Conda for Python Package Management

In Databricks Runtime 5.0 ML Beta, the Conda package manager is used to install Python packages. All Python packages are installed inside a single environment. This environment is /databricks/python2 on clusters using Python 2 or /databricks/python3 on clusters using Python 3. Switching (or activating) Conda environments is not supported.

Install Python packages on the driver node

You can call the conda command inside a notebook to install a Python package on the driver (master) node of a cluster running Databricks Runtime ML. For some libraries you may need to detach and attach your notebook again before you can import a newly installed Python module.

%sh /databricks/conda/bin/conda install -p /databricks/python -c conda-forge theano -y


Python packages installed using the conda command inside notebooks are available only on the driver node and not on the worker nodes.

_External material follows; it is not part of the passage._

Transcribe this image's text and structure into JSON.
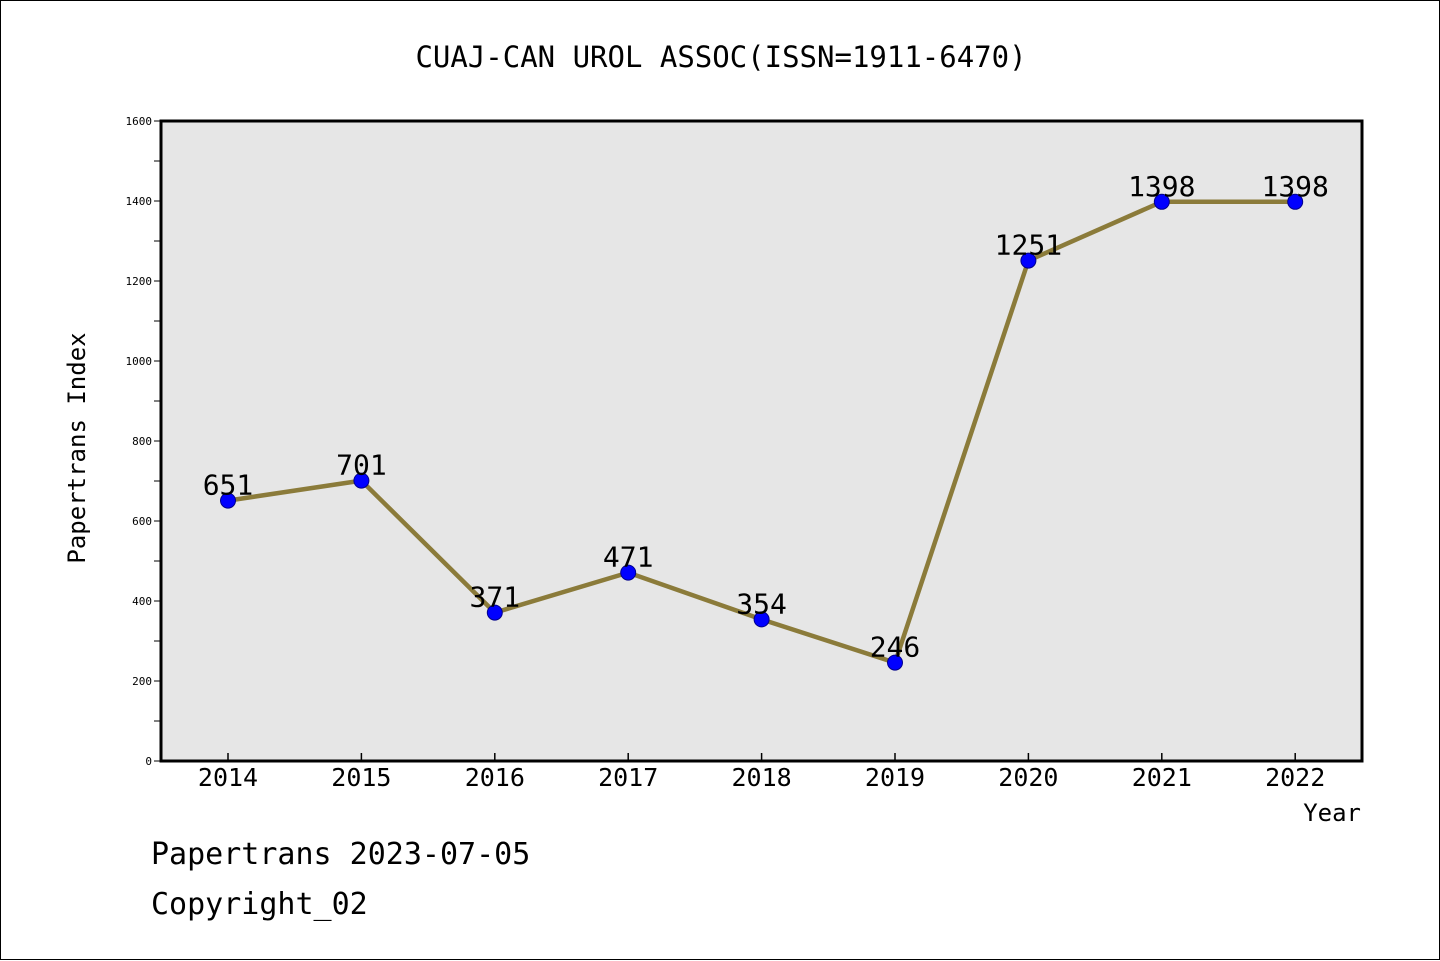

You can install a package on all workers using a library or an init script.

Install Python packages on all cluster nodes

The easiest way to use Conda to install a package on all cluster nodes is to call conda inside an init script.

/databricks/conda/bin/conda install -p /databricks/python -c conda-forge theano -y
exit 0

Alternatively you can switch to the default environment and install multiple packages.

set -e
/databricks/python/bin/python -V
. /databricks/conda/etc/profile.d/
conda activate /databricks/python
conda install -c conda-forge theano -y
exit 0